First to go? Freedom from discrimination based on ethnicity, race or
nationality. Racial profiling, popular since the Dark Ages, is again
in vogue. Consider Sen. Dianne Feinstein's (D-Calif.) comments Sunday
that to prevent terrorism "one isn't going to look for blond
Norwegians" and that "the racial profiling debate has [had] ... a
chilling impact" on the FBI. The truth is that the bureau was
hamstrung not by constitutional limits on its powers but rather by
incompetence and bureaucratic arrogance at the organization's top,
which ignored ample warnings from below that something terrifying was
afoot.
Furthermore, the FBI's parent bureaucracy, the Justice Department,
was itself hobbled by Atty. Gen. John Ashcroft, who remained
steadfastly focused on the so- called war on drugs despite urgent
warnings from the previous administration that terrorism was the main
law enforcement problem.
The rest of the Bush administration was equally distracted before
Sept. 11, focusing on an illusory promise of missile defense rather
than on the hard reality of terrorism. Former White House officials
have told me that despite the passionate warnings of Richard Clarke,
a top anti-terrorism official under both Bill Clinton and George W.
Bush, the president's Cabinet went the first eight months of his
administration without discussing terrorist threats.
The killing of thousands of people in New York, Washington and
Pennsylvania on Sept. 11 got their attention, though. Ashcroft
charged the Hill to demand--and receive--sweeping new law enforcement
powers under the USA Patriot Act, hastily passed by a stunned
Congress. He didn't, however, admit under congressional questioning
that his FBI had ample warnings from field agents that a great many
suspicious men were training in U.S. flight schools or that FBI
headquarters had failed to act on the reports.
More recently, Ashcroft has approved changes in the FBI's internal
regulations to permit increased spying on Americans, deceitfully
shifting the onus for the failure to protect society from the
incompetence of the Justice Department and the CIA to the alleged
deviousness of John Q. Public.

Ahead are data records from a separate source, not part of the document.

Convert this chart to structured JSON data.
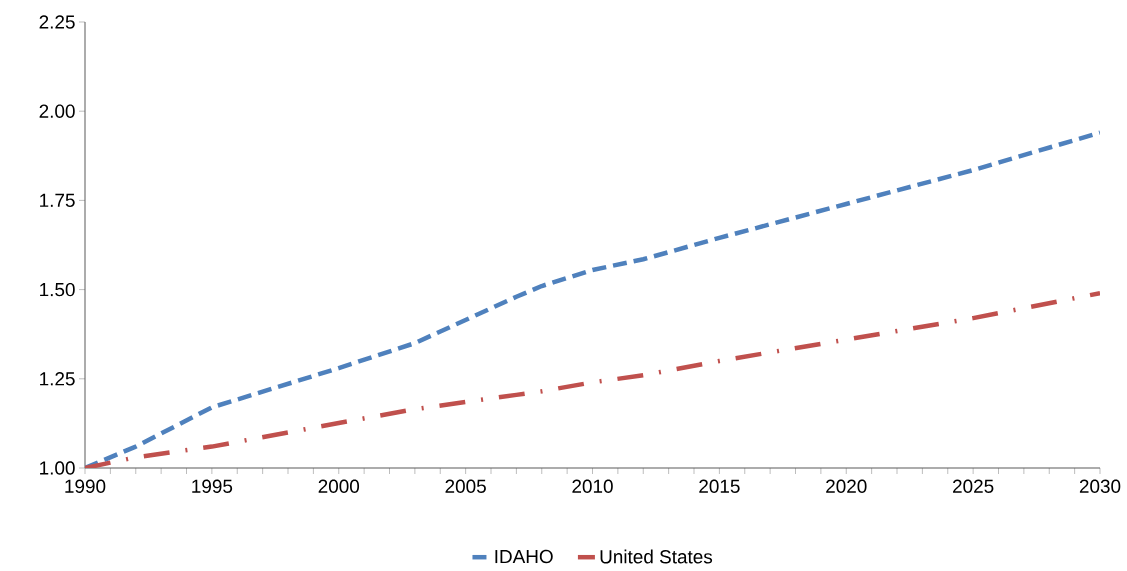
{
  "chart_data": {
    "type": "line",
    "x": [
      1990,
      1992,
      1995,
      2000,
      2003,
      2005,
      2007,
      2008,
      2010,
      2012,
      2015,
      2020,
      2025,
      2030
    ],
    "series": [
      {
        "name": "IDAHO",
        "color": "#4f81bd",
        "line_style": "dashed",
        "values": [
          1.0,
          1.06,
          1.17,
          1.28,
          1.35,
          1.415,
          1.48,
          1.51,
          1.555,
          1.585,
          1.645,
          1.74,
          1.835,
          1.94
        ]
      },
      {
        "name": "United States",
        "color": "#c0504d",
        "line_style": "dashdot",
        "values": [
          1.0,
          1.03,
          1.06,
          1.126,
          1.165,
          1.185,
          1.205,
          1.215,
          1.24,
          1.26,
          1.3,
          1.36,
          1.42,
          1.49
        ]
      }
    ],
    "xlim": [
      1990,
      2030
    ],
    "xticks": [
      1990,
      1995,
      2000,
      2005,
      2010,
      2015,
      2020,
      2025,
      2030
    ],
    "ylim": [
      1.0,
      2.25
    ],
    "yticks": [
      {
        "value": 1.0,
        "label": "1.00"
      },
      {
        "value": 1.25,
        "label": "1.25"
      },
      {
        "value": 1.5,
        "label": "1.50"
      },
      {
        "value": 1.75,
        "label": "1.75"
      },
      {
        "value": 2.0,
        "label": "2.00"
      },
      {
        "value": 2.25,
        "label": "2.25"
      }
    ],
    "grid": false,
    "legend": "bottom",
    "marker": "none"
  }
}
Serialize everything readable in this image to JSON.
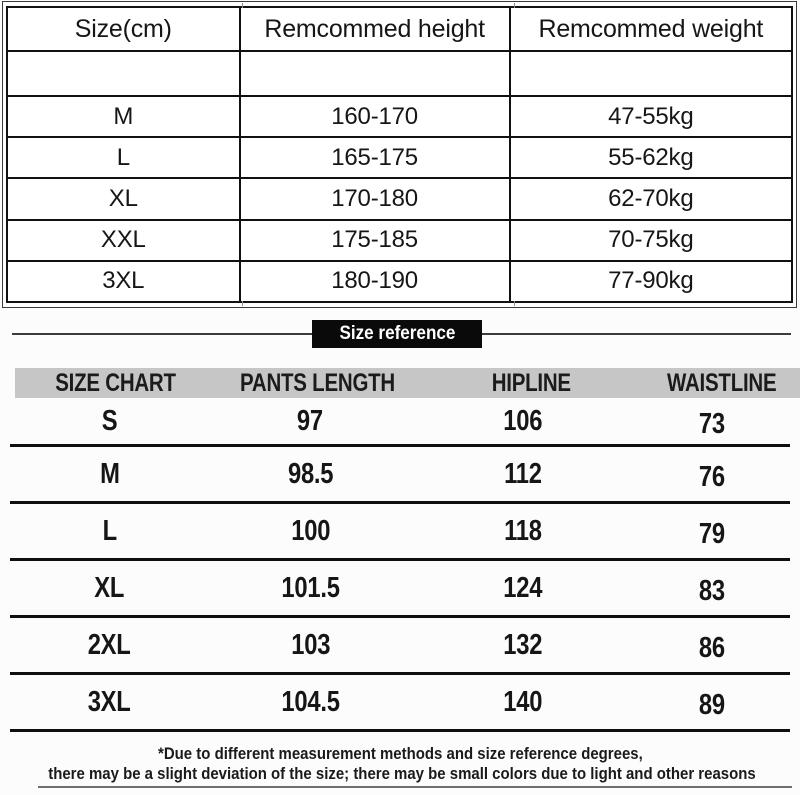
{
  "banner": {
    "label": "Size reference"
  },
  "footnote": {
    "line1": "*Due to different measurement methods and size reference degrees,",
    "line2": "there may be a slight deviation of the size; there may be small colors due to light and other reasons"
  },
  "colors": {
    "table_border": "#111111",
    "band_gray": "#c6c6c6",
    "banner_bg": "#0a0a0a",
    "banner_text": "#ffffff",
    "rule_gray": "#6f6f6f"
  },
  "chart_data": [
    {
      "type": "table",
      "columns": [
        "Size(cm)",
        "Remcommed height",
        "Remcommed weight"
      ],
      "rows": [
        [
          "M",
          "160-170",
          "47-55kg"
        ],
        [
          "L",
          "165-175",
          "55-62kg"
        ],
        [
          "XL",
          "170-180",
          "62-70kg"
        ],
        [
          "XXL",
          "175-185",
          "70-75kg"
        ],
        [
          "3XL",
          "180-190",
          "77-90kg"
        ]
      ],
      "layout": "bordered grid with one blank spacer row under header"
    },
    {
      "type": "table",
      "columns": [
        "SIZE CHART",
        "PANTS LENGTH",
        "HIPLINE",
        "WAISTLINE"
      ],
      "rows": [
        [
          "S",
          "97",
          "106",
          "73"
        ],
        [
          "M",
          "98.5",
          "112",
          "76"
        ],
        [
          "L",
          "100",
          "118",
          "79"
        ],
        [
          "XL",
          "101.5",
          "124",
          "83"
        ],
        [
          "2XL",
          "103",
          "132",
          "86"
        ],
        [
          "3XL",
          "104.5",
          "140",
          "89"
        ]
      ],
      "layout": "gray header band, horizontal rules only"
    }
  ]
}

These new powers intrude on the lives
of law-abiding citizens and add nothing that would have helped
prevent the terrorist attacks.
Take, for instance, Feinstein's call for the FBI to engage in racial
profiling of Arab Americans: Police departments across the country
have found such tactics alienate otherwise loyal minority communities
whose cooperation is indispensable to investigations, and it also
wastes limited resources. Consider the FBI budget and manpower used
to hound Taiwanese-born Los Alamos scientist Wen Ho Lee for five
years without finding evidence of spying.

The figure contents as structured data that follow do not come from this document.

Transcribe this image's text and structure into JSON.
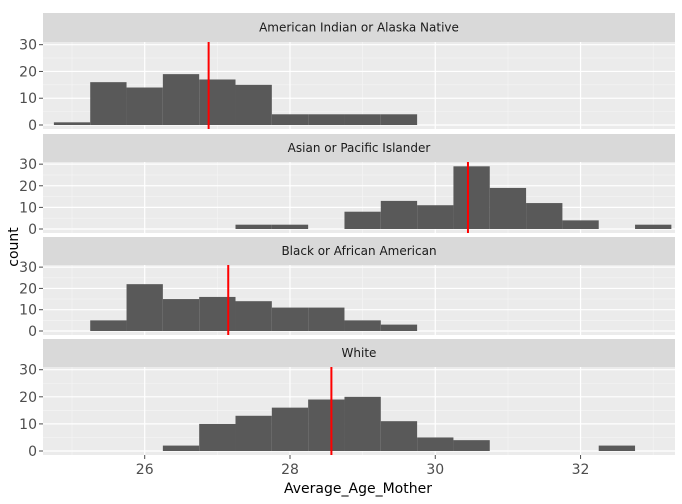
{
  "chart_data": {
    "type": "histogram",
    "xlabel": "Average_Age_Mother",
    "ylabel": "count",
    "xlim": [
      24.6,
      33.3
    ],
    "ylim": [
      0,
      31
    ],
    "x_ticks": [
      26,
      28,
      30,
      32
    ],
    "y_ticks": [
      0,
      10,
      20,
      30
    ],
    "bin_width": 0.5,
    "bar_color": "#595959",
    "mean_line_color": "#ff0000",
    "panel_background": "#ebebeb",
    "strip_background": "#d9d9d9",
    "grid": true,
    "panels": [
      {
        "label": "American Indian or Alaska Native",
        "mean_line": 26.88,
        "bins": [
          {
            "x0": 24.75,
            "x1": 25.25,
            "count": 1
          },
          {
            "x0": 25.25,
            "x1": 25.75,
            "count": 16
          },
          {
            "x0": 25.75,
            "x1": 26.25,
            "count": 14
          },
          {
            "x0": 26.25,
            "x1": 26.75,
            "count": 19
          },
          {
            "x0": 26.75,
            "x1": 27.25,
            "count": 17
          },
          {
            "x0": 27.25,
            "x1": 27.75,
            "count": 15
          },
          {
            "x0": 27.75,
            "x1": 28.25,
            "count": 4
          },
          {
            "x0": 28.25,
            "x1": 28.75,
            "count": 4
          },
          {
            "x0": 28.75,
            "x1": 29.25,
            "count": 4
          },
          {
            "x0": 29.25,
            "x1": 29.75,
            "count": 4
          }
        ]
      },
      {
        "label": "Asian or Pacific Islander",
        "mean_line": 30.45,
        "bins": [
          {
            "x0": 27.25,
            "x1": 27.75,
            "count": 2
          },
          {
            "x0": 27.75,
            "x1": 28.25,
            "count": 2
          },
          {
            "x0": 28.75,
            "x1": 29.25,
            "count": 8
          },
          {
            "x0": 29.25,
            "x1": 29.75,
            "count": 13
          },
          {
            "x0": 29.75,
            "x1": 30.25,
            "count": 11
          },
          {
            "x0": 30.25,
            "x1": 30.75,
            "count": 29
          },
          {
            "x0": 30.75,
            "x1": 31.25,
            "count": 19
          },
          {
            "x0": 31.25,
            "x1": 31.75,
            "count": 12
          },
          {
            "x0": 31.75,
            "x1": 32.25,
            "count": 4
          },
          {
            "x0": 32.75,
            "x1": 33.25,
            "count": 2
          }
        ]
      },
      {
        "label": "Black or African American",
        "mean_line": 27.15,
        "bins": [
          {
            "x0": 25.25,
            "x1": 25.75,
            "count": 5
          },
          {
            "x0": 25.75,
            "x1": 26.25,
            "count": 22
          },
          {
            "x0": 26.25,
            "x1": 26.75,
            "count": 15
          },
          {
            "x0": 26.75,
            "x1": 27.25,
            "count": 16
          },
          {
            "x0": 27.25,
            "x1": 27.75,
            "count": 14
          },
          {
            "x0": 27.75,
            "x1": 28.25,
            "count": 11
          },
          {
            "x0": 28.25,
            "x1": 28.75,
            "count": 11
          },
          {
            "x0": 28.75,
            "x1": 29.25,
            "count": 5
          },
          {
            "x0": 29.25,
            "x1": 29.75,
            "count": 3
          }
        ]
      },
      {
        "label": "White",
        "mean_line": 28.57,
        "bins": [
          {
            "x0": 26.25,
            "x1": 26.75,
            "count": 2
          },
          {
            "x0": 26.75,
            "x1": 27.25,
            "count": 10
          },
          {
            "x0": 27.25,
            "x1": 27.75,
            "count": 13
          },
          {
            "x0": 27.75,
            "x1": 28.25,
            "count": 16
          },
          {
            "x0": 28.25,
            "x1": 28.75,
            "count": 19
          },
          {
            "x0": 28.75,
            "x1": 29.25,
            "count": 20
          },
          {
            "x0": 29.25,
            "x1": 29.75,
            "count": 11
          },
          {
            "x0": 29.75,
            "x1": 30.25,
            "count": 5
          },
          {
            "x0": 30.25,
            "x1": 30.75,
            "count": 4
          },
          {
            "x0": 32.25,
            "x1": 32.75,
            "count": 2
          }
        ]
      }
    ]
  }
}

Meanwhile, for more than a decade, FBI headquarters harbored the
biggest spy of all, top agent and Soviet mole Robert Hanssen. Perhaps
the FBI should racially profile straight white males like Hanssen? Of
course that will never happen, anymore than it did during WWII when
the feds were unwilling to round up Hitler's extensive fifth column
in the German American community, even as apolitical
Japanese-American gardeners were sent to concentration camps.

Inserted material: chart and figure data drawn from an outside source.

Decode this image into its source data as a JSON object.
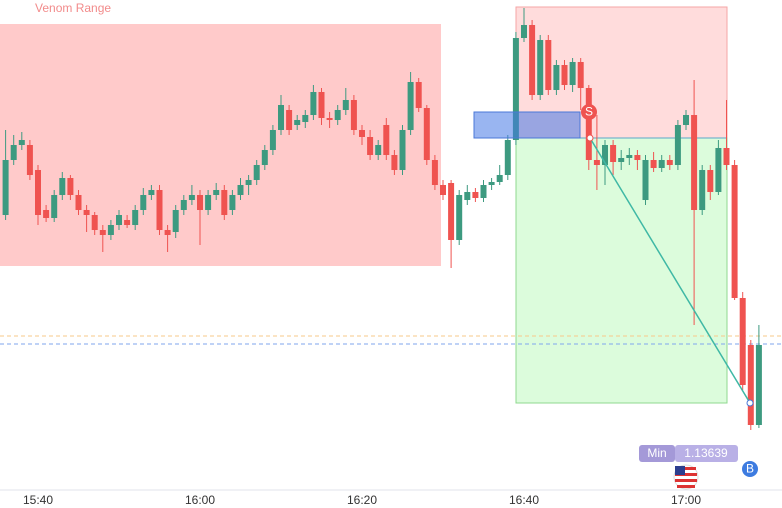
{
  "chart_data": {
    "type": "candlestick",
    "title": "Venom Range",
    "categories": [
      null,
      null,
      null,
      null,
      "15:40",
      null,
      null,
      null,
      null,
      null,
      null,
      null,
      null,
      null,
      null,
      null,
      null,
      null,
      null,
      null,
      null,
      null,
      null,
      null,
      "16:00",
      null,
      null,
      null,
      null,
      null,
      null,
      null,
      null,
      null,
      null,
      null,
      null,
      null,
      null,
      null,
      null,
      null,
      null,
      null,
      "16:20",
      null,
      null,
      null,
      null,
      null,
      null,
      null,
      null,
      null,
      null,
      null,
      null,
      null,
      null,
      null,
      null,
      null,
      null,
      null,
      "16:40",
      null,
      null,
      null,
      null,
      null,
      null,
      null,
      null,
      null,
      null,
      null,
      null,
      null,
      null,
      null,
      null,
      null,
      null,
      null,
      "17:00",
      null,
      null,
      null,
      null,
      null,
      null,
      null,
      null,
      null
    ],
    "open": [
      1.13854,
      1.13909,
      1.13924,
      1.13924,
      1.13899,
      1.13859,
      1.13851,
      1.13874,
      1.13891,
      1.13874,
      1.13859,
      1.13854,
      1.13839,
      1.13834,
      1.13844,
      1.13849,
      1.13844,
      1.13859,
      1.13874,
      1.13879,
      1.13839,
      1.13837,
      1.13859,
      1.13869,
      1.13874,
      1.13859,
      1.13874,
      1.13879,
      1.13859,
      1.13874,
      1.13884,
      1.13889,
      1.13904,
      1.13919,
      1.13939,
      1.13959,
      1.13944,
      1.13947,
      1.13954,
      1.13977,
      1.13951,
      1.13949,
      1.13959,
      1.13969,
      1.13939,
      1.13932,
      1.13914,
      1.13944,
      1.13914,
      1.13899,
      1.13939,
      1.13987,
      1.13961,
      1.13909,
      1.13884,
      1.13886,
      1.13829,
      1.13869,
      1.13877,
      1.13871,
      1.13884,
      1.13887,
      1.13894,
      1.13929,
      1.14031,
      1.14044,
      1.13974,
      1.14029,
      1.13979,
      1.14004,
      1.13984,
      1.14007,
      1.13981,
      1.13909,
      1.13904,
      1.13924,
      1.13907,
      1.13911,
      1.13914,
      1.13869,
      1.13909,
      1.13901,
      1.13909,
      1.13904,
      1.13944,
      1.13954,
      1.13859,
      1.13899,
      1.13877,
      1.13921,
      1.13904,
      1.13771,
      1.13724,
      1.13644
    ],
    "high": [
      1.13939,
      1.13934,
      1.13937,
      1.13929,
      1.13904,
      1.13864,
      1.13879,
      1.13897,
      1.13894,
      1.13879,
      1.13864,
      1.13857,
      1.13844,
      1.13849,
      1.13859,
      1.13854,
      1.13864,
      1.13881,
      1.13884,
      1.13884,
      1.13844,
      1.13864,
      1.13874,
      1.13884,
      1.13879,
      1.13879,
      1.13886,
      1.13884,
      1.13879,
      1.13891,
      1.13894,
      1.13909,
      1.13924,
      1.13944,
      1.13974,
      1.13964,
      1.13954,
      1.13959,
      1.13984,
      1.13981,
      1.13957,
      1.13964,
      1.13981,
      1.13974,
      1.13944,
      1.13939,
      1.13929,
      1.13951,
      1.13919,
      1.13944,
      1.13997,
      1.13991,
      1.13964,
      1.13914,
      1.13889,
      1.13889,
      1.13879,
      1.13884,
      1.13881,
      1.13889,
      1.13891,
      1.13904,
      1.13934,
      1.14037,
      1.14061,
      1.14049,
      1.14034,
      1.14034,
      1.14009,
      1.14009,
      1.14011,
      1.14011,
      1.13984,
      1.13954,
      1.13929,
      1.13929,
      1.13919,
      1.13921,
      1.13919,
      1.13914,
      1.13917,
      1.13914,
      1.13914,
      1.13949,
      1.13959,
      1.13989,
      1.13904,
      1.13904,
      1.13929,
      1.13969,
      1.13909,
      1.13777,
      1.13729,
      1.13744
    ],
    "low": [
      1.13849,
      1.13904,
      1.13919,
      1.13889,
      1.13844,
      1.13847,
      1.13847,
      1.13869,
      1.13869,
      1.13854,
      1.13837,
      1.13834,
      1.13817,
      1.13829,
      1.13839,
      1.13841,
      1.13839,
      1.13854,
      1.13869,
      1.13834,
      1.13817,
      1.13831,
      1.13854,
      1.13864,
      1.13824,
      1.13854,
      1.13869,
      1.13849,
      1.13854,
      1.13869,
      1.13874,
      1.13884,
      1.13899,
      1.13914,
      1.13934,
      1.13934,
      1.13939,
      1.13941,
      1.13949,
      1.13944,
      1.13941,
      1.13944,
      1.13954,
      1.13934,
      1.13924,
      1.13909,
      1.13909,
      1.13909,
      1.13894,
      1.13894,
      1.13934,
      1.13957,
      1.13904,
      1.13879,
      1.13869,
      1.13801,
      1.13824,
      1.13864,
      1.13867,
      1.13867,
      1.13879,
      1.13884,
      1.13889,
      1.13924,
      1.14027,
      1.13969,
      1.13969,
      1.13974,
      1.13974,
      1.13979,
      1.13977,
      1.13959,
      1.13899,
      1.13879,
      1.13884,
      1.13894,
      1.13899,
      1.13904,
      1.13899,
      1.13864,
      1.13897,
      1.13897,
      1.13899,
      1.13899,
      1.13939,
      1.13744,
      1.13854,
      1.13869,
      1.13874,
      1.13899,
      1.13769,
      1.13679,
      1.13639,
      1.13641
    ],
    "close": [
      1.13909,
      1.13924,
      1.13929,
      1.13894,
      1.13854,
      1.13851,
      1.13874,
      1.13891,
      1.13874,
      1.13859,
      1.13854,
      1.13839,
      1.13834,
      1.13844,
      1.13854,
      1.13844,
      1.13859,
      1.13874,
      1.13879,
      1.13839,
      1.13834,
      1.13859,
      1.13869,
      1.13874,
      1.13859,
      1.13874,
      1.13879,
      1.13854,
      1.13874,
      1.13884,
      1.13889,
      1.13904,
      1.13919,
      1.13939,
      1.13964,
      1.13939,
      1.13949,
      1.13954,
      1.13977,
      1.13951,
      1.13949,
      1.13959,
      1.13969,
      1.13939,
      1.13932,
      1.13914,
      1.13924,
      1.13914,
      1.13899,
      1.13939,
      1.13987,
      1.13961,
      1.13909,
      1.13884,
      1.13874,
      1.13829,
      1.13874,
      1.13877,
      1.13871,
      1.13884,
      1.13887,
      1.13894,
      1.13929,
      1.14031,
      1.14044,
      1.13974,
      1.14029,
      1.13979,
      1.14004,
      1.13984,
      1.14007,
      1.13981,
      1.13909,
      1.13904,
      1.13924,
      1.13907,
      1.13911,
      1.13914,
      1.13909,
      1.13909,
      1.13901,
      1.13909,
      1.13904,
      1.13944,
      1.13954,
      1.13859,
      1.13899,
      1.13877,
      1.13921,
      1.13904,
      1.13771,
      1.13684,
      1.13644,
      1.13724
    ],
    "up_color": "#3d9a80",
    "down_color": "#ef5350",
    "ylim": [
      1.13579,
      1.14069
    ],
    "annotations": {
      "sell": "S",
      "buy": "B",
      "min": {
        "label": "Min",
        "value": "1.13639"
      }
    }
  }
}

If we were to be honest in making the case for profiling, we would go
after Saudi Arabians and their business partners and other associates
in this country. The Sept. 11 attacks were--from Osama bin Laden to
15 of the 19 hijackers to the money that supported them--an operation
with top-to-bottom links to Saudi Arabia, a kingdom our military has
protected for half a century and which enjoys close ties with Bush's
family. Instead of harassing loyal Arab Americans, the FBI would be
better advised to squeeze executives from U.S. corporations, such as
the Carlyle Group and Bechtel, that have extensive ties to the
Saudis.
What we don't need is a witch hunt against the American people,
ferreting through their private lives or detaining them because of
their ethnicity. If there is a group that should be looked at
closely, and with suspicion, it is the top officials of this
administration, whose indifference and incompetence before Sept. 11
may have permitted an incredible tragedy.